The work has therefore not been the subject of serious discussion, which it nevertheless deserves. Indeed, if distinguishing attractions for minors from the practice of violence seems salutary to us, this approach remains caught in Walker's case in a contradiction that it seems good to clarify. One of the theses defended by Walker is that people attracted to minors do not represent necessarily a threat to children, and as such they must not inherit the stigma intended for aggressors. However, the central justification given for this reduction in stigma is the prevention of sexual violence: by reducing the stigma weighing on MAP, we facilitate their access to assistance and resilience, and we therefore reduce the probability that they will put their attractions into practice. In a word, we reduce their danger. Allyn Walker defends himself, however, asserting that (his) intention is not to describe the MAP as a danger or threat (p. 167), but nevertheless evokes in a euphemistic manner their need for preventive assistance.

It seems that the author heree comes up against the degree of determination existing between attractions and practices, which it leaves unheeded in favor of the affirmation of their strict separation, which fits poorly with the preventive ambition adopted, which induces by definition the existence of a group considered as risk. The risk paradigm implicitly underlying this demonstration is rooted here in a conception of sexuality as a drive, dominant in psychology and criminology work on the subject, which considers sexuality as an irrepressible natural instinct that must be channeled by the social structure. It is this conception which justifies the position of the authore on the subject of fictional child pornography images (the impulses sometimes need to be free so as not to overflow), and requires a resilience of its investigators facing their own desires. A critical and constructivist conception of sexuality, like that formulated by John Gagnon and William Simon in their theory of sexual scripts, would make it possible to overcome this contradiction by emancipating, at least for the time of analysis, from an approach in terms of risk. These authors consider sexuality not as a channeled instinct, but as a set of socially and historically situated representations and practices that must be the subject of socialization. Illustrating the socially constructed character of sexuality through dramatic metaphor, they describe the emergence of sexual behavior as the interpretation of scripts preexisting, and distinguish three levels of script: cultural scripts, interpersonal scripts, and intrapsychic scripts.

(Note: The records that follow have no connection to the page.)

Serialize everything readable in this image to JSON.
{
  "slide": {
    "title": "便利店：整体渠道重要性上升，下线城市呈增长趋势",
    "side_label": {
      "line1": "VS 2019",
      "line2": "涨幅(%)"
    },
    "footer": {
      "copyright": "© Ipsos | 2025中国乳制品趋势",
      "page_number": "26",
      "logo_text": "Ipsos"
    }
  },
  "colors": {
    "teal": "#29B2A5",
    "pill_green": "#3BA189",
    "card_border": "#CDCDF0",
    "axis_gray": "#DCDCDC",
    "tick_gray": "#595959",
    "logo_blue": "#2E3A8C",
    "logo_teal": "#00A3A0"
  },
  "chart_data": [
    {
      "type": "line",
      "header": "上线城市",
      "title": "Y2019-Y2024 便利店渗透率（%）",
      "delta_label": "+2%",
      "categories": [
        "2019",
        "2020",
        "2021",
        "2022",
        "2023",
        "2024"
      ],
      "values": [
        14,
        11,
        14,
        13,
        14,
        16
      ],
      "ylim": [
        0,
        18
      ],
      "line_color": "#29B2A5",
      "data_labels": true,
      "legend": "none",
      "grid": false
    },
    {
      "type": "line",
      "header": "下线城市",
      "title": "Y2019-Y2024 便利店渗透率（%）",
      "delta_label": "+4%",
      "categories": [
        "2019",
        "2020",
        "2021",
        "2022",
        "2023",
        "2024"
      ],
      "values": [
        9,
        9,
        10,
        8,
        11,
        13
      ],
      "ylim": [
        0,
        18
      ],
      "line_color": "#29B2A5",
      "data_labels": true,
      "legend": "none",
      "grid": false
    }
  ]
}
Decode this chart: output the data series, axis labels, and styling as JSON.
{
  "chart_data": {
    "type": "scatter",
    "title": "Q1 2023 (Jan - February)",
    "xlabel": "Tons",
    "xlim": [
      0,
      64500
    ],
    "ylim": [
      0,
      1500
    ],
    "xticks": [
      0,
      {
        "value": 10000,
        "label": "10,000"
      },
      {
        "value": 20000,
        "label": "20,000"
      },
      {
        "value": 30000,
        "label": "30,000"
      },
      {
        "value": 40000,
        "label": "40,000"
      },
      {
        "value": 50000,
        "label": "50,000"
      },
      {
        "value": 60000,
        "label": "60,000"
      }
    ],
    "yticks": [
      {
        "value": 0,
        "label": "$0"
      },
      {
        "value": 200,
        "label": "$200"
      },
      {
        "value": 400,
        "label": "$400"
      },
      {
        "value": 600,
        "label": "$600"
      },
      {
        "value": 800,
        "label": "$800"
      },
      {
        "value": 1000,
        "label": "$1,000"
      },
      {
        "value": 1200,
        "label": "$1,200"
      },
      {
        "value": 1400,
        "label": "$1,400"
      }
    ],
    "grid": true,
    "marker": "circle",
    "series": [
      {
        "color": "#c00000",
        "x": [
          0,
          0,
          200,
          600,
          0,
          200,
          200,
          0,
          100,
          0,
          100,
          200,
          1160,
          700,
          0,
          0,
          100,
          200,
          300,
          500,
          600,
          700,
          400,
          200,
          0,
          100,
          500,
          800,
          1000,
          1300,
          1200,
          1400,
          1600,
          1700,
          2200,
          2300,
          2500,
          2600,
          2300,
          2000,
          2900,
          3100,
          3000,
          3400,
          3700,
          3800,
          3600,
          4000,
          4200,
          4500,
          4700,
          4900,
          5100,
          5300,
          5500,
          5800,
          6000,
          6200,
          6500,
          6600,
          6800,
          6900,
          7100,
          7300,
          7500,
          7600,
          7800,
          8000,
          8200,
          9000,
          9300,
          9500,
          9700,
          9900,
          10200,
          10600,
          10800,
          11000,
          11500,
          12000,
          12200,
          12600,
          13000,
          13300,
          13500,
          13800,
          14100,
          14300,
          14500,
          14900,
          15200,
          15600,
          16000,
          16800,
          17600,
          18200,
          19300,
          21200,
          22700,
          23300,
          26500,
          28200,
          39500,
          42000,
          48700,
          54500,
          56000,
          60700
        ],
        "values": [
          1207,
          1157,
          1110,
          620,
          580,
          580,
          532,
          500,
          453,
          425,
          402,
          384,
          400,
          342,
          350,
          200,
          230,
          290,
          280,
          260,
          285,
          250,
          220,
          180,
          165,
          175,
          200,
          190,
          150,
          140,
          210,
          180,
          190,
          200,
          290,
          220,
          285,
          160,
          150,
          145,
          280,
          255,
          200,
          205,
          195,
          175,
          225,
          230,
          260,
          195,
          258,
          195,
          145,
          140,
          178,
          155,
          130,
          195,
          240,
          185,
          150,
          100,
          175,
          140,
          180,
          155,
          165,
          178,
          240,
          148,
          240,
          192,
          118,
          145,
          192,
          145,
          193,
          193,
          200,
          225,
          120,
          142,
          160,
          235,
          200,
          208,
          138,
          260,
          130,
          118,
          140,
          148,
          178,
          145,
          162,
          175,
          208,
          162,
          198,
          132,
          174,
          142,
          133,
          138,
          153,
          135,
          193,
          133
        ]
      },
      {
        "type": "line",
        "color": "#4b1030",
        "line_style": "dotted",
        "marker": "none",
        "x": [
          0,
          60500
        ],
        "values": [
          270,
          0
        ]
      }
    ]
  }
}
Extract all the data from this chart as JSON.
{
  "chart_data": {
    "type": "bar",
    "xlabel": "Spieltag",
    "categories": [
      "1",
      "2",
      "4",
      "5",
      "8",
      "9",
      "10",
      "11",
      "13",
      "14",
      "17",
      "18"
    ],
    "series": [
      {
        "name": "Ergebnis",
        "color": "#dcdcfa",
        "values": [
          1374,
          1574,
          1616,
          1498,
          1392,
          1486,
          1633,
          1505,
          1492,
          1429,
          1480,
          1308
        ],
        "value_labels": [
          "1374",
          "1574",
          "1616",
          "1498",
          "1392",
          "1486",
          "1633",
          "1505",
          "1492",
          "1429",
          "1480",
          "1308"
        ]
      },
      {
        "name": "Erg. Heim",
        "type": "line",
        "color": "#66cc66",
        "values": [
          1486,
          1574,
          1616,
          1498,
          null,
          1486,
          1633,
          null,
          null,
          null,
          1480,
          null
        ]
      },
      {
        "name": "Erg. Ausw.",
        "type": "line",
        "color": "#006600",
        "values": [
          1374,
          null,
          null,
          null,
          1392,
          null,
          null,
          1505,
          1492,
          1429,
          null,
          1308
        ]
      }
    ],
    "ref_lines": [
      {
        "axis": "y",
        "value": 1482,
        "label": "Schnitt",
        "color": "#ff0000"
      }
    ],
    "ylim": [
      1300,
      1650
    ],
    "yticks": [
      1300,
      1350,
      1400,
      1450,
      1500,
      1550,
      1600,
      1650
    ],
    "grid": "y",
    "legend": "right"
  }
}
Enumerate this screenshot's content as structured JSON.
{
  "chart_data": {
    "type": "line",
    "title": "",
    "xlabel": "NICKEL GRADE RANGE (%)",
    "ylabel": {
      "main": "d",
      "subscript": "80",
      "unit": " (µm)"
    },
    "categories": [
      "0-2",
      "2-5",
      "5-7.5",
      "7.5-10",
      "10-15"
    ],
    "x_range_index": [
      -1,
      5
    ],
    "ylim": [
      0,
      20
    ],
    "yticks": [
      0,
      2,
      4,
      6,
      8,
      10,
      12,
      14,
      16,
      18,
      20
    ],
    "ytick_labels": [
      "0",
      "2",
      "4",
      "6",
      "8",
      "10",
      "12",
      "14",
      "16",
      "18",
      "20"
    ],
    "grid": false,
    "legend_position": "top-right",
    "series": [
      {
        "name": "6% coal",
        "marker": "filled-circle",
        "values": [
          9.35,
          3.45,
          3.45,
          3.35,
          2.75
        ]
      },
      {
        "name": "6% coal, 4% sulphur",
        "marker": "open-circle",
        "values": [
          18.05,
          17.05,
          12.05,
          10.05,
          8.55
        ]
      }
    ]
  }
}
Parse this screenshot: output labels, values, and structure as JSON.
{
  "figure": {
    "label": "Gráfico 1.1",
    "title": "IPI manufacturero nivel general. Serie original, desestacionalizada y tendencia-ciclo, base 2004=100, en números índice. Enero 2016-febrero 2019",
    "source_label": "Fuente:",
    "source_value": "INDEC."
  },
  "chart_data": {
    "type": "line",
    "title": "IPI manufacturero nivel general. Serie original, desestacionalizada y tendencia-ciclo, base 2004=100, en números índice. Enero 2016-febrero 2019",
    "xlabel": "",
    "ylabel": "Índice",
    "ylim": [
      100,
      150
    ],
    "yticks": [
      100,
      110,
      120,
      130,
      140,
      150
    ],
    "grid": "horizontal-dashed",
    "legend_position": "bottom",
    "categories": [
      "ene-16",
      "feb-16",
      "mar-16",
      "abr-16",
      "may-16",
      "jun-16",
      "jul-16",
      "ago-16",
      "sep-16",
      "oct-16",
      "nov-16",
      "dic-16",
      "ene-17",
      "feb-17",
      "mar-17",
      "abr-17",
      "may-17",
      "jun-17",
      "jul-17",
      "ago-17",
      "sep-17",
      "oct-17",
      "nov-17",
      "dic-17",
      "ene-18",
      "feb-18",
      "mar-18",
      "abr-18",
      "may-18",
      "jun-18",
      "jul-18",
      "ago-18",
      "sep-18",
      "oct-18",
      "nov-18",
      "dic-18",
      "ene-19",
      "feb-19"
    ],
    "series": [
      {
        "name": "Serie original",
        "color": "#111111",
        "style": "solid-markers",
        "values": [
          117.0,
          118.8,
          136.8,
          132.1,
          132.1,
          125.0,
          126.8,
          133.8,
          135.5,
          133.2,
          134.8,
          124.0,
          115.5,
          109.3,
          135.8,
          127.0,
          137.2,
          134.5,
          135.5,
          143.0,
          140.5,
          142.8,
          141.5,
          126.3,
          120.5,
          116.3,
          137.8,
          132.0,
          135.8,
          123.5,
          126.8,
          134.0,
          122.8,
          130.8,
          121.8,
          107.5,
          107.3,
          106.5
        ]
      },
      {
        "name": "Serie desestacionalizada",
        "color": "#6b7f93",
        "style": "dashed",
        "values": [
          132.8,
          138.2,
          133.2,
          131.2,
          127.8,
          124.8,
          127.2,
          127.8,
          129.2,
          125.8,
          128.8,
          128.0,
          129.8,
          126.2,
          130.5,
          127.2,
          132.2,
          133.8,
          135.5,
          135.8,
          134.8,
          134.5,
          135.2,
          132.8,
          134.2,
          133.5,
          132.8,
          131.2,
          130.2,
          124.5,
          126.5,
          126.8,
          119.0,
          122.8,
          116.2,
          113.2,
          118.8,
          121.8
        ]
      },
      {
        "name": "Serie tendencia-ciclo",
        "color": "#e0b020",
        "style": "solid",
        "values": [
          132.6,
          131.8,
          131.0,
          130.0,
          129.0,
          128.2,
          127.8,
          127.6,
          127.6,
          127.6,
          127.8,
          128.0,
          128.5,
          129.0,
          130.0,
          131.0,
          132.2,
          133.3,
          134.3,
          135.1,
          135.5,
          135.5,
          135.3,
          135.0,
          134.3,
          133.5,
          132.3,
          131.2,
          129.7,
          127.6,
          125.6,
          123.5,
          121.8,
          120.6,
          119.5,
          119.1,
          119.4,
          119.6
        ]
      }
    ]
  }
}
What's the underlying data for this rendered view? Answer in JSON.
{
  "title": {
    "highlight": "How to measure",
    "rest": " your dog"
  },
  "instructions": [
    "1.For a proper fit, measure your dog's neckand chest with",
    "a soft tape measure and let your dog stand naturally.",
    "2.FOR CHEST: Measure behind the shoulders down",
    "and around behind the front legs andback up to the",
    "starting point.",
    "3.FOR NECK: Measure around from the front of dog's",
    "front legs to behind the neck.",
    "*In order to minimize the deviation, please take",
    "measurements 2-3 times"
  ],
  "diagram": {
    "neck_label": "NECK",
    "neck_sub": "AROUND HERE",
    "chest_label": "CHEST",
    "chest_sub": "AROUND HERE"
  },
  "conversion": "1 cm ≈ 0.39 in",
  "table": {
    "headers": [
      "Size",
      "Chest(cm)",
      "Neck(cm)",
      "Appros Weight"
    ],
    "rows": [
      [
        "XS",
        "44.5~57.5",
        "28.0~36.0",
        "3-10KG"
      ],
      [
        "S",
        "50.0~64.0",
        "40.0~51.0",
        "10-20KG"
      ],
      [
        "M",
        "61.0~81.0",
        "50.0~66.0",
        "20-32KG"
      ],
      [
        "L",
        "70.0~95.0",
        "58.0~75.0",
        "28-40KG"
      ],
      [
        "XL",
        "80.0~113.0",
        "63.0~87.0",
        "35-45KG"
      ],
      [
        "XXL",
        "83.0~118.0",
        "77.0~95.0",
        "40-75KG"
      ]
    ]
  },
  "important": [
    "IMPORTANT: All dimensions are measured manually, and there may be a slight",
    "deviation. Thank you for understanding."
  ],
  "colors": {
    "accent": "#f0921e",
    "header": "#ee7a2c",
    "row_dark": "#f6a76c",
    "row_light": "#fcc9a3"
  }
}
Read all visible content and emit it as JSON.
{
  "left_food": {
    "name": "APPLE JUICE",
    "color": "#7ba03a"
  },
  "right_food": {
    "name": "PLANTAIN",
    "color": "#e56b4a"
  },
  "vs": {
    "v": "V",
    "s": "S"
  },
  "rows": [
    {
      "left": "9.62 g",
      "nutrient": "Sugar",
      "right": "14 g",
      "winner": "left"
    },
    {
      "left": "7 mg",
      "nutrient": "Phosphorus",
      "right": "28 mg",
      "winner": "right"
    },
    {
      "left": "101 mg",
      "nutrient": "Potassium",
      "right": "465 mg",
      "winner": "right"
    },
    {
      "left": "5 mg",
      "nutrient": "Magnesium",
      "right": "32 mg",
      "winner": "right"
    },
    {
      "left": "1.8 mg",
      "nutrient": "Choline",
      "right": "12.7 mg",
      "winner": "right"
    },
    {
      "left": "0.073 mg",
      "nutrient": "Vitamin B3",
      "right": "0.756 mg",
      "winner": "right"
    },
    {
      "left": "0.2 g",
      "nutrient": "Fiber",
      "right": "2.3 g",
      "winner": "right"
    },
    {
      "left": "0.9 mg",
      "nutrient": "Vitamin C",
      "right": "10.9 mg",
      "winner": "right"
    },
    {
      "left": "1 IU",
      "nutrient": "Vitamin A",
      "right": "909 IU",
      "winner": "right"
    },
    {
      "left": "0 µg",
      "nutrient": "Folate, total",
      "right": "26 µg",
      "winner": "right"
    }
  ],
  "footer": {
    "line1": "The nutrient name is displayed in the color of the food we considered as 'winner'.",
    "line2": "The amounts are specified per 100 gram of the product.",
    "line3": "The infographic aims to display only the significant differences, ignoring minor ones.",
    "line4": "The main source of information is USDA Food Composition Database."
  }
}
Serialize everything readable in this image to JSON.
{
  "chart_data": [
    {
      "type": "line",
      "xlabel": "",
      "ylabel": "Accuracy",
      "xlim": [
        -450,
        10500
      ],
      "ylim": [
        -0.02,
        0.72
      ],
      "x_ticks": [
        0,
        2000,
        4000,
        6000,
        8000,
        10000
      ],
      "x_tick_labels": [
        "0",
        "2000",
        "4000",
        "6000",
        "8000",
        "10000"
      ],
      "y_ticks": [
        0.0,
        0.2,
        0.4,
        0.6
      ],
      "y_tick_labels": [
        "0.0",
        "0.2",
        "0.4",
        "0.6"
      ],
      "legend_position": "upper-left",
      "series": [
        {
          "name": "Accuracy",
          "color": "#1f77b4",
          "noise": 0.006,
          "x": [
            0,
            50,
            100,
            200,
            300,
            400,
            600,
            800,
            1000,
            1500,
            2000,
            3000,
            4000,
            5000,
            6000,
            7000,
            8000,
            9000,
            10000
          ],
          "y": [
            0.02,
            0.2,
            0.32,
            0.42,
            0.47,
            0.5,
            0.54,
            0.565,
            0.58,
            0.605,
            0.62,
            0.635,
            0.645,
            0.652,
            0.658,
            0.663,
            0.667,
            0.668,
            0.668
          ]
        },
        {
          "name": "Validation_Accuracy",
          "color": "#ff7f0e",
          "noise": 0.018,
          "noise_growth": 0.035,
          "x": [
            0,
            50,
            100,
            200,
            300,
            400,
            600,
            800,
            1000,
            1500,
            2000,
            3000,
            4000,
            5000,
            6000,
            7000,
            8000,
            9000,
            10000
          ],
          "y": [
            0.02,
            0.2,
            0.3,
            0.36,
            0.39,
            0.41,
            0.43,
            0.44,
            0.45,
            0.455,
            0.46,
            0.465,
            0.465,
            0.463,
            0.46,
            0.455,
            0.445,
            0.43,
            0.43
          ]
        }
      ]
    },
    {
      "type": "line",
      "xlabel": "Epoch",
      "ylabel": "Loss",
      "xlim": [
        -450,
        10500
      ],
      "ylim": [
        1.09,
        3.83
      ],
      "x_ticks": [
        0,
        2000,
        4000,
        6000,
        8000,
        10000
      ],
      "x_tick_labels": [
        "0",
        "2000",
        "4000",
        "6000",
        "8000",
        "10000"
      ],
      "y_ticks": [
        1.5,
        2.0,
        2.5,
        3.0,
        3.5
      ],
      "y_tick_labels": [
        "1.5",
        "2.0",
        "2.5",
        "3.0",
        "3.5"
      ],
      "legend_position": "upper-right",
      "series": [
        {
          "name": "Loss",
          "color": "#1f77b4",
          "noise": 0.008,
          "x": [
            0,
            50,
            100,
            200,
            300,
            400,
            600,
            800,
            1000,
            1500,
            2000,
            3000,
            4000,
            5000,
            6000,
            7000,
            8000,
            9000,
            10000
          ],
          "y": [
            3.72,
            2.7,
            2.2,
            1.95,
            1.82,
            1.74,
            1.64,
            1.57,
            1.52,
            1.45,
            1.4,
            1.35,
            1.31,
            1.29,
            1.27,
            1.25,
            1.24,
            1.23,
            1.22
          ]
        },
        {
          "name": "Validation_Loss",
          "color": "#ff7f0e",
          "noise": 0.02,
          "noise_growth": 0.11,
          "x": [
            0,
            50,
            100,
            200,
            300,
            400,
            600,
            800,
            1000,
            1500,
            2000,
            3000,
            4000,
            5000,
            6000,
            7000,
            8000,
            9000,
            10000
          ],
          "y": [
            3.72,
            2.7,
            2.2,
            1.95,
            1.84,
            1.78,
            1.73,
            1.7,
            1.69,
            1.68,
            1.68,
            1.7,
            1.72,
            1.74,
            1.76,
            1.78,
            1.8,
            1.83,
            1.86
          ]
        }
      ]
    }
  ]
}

Starting from this theoretical basis, it would become possible to examine in more detail what attractions for minors actually consist of, how they can be informed by a set of cultural representations surrounding childhood, and finally to call into question the chain of instinct and practices, considering that each level of script influences the other contextually, but rarely with sufficient force to provide a comprehensive understanding of the other level. In the absence of an attentive description of the fantasies, representations and sexual practices of the MAP, the work of A. Walker barely envisages concretely their articulation, and produces a truly critical analysis of the desires for minors (which could, for example, have been shown to be part of structural inequalities of status between adults and children). This research, on the other hand, clearly exposes the experience of the stigma of those who are attracted to minors, and makes it possible to address in a stimulating manner the question of the merits of the suffering inflicted on minors. MAP by stigmatization mechanisms.